Blue Sky ranks second for total number of participating customers and third for total renewable energy sales through a voluntary program. The program has more than 73,700 customers in Oregon, Washington and California.

Blue Sky has generated more than 8 million megawatt-hours of renewable energy from wind, solar, biomass, and geothermal projects, reducing their emissions footprint by nearly 6 million tons of carbon dioxide.

** Restaurant could be on TV

T Paul’s Supper Club in Astoria posted on its Facebook page recently that the restaurant has been approached by the Food Network to compete on Guy’s Grocery Games hosted by Guy Fieri.

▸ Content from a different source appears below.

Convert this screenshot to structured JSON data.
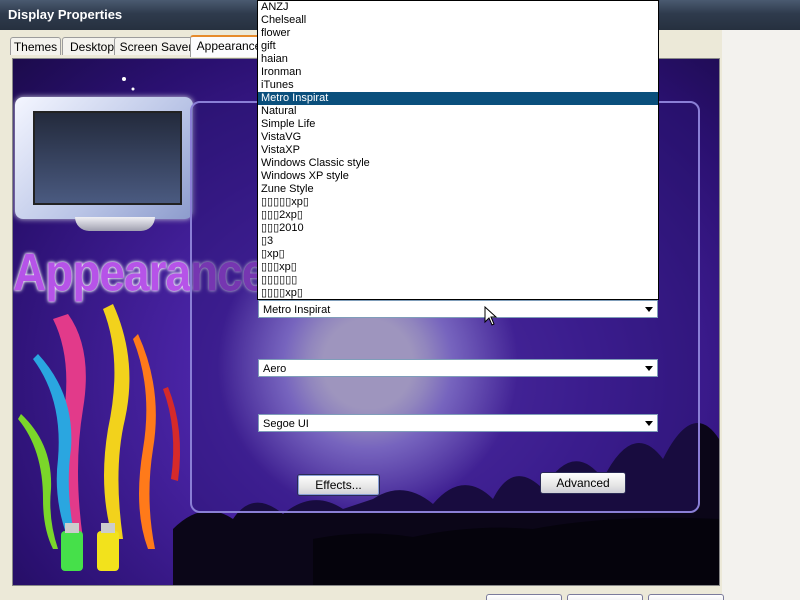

The program places four top chefs in a grocery store. They compete against time and each other to create the best dishes using ingredients from the store, always with a twist (such as using only items found in the bargain bin or only items from the international aisle).

** Main Avenue work

Work began this week on Main Avenue landscaping improvements.

Pavement in each of the power pole “bulb-outs” has been ground up and a tree and more pavement grinding is underway at the still unnamed park at the four-way stop and at a landscaping project a block north of the high school at Main and Alternate Highway 101.

Last month, Warrenton’s Urban Renewal Agency approved a $287,865 contract with Big River Construction.

All three projects were more expensive than regular landscaping because of the necessity to remove asphalt.

** Business inventory

Community Development Director Kevin Cronin won approval from the City Commission to apply for a $75,000 grant to conduct a commercial and industrial land inventory.

The project comes on the heels of city and county projects that surveyed the area’s housing needs. If accepted, the grant would come from the state Department of Land Conservation and Development and would require a small cash match from the city.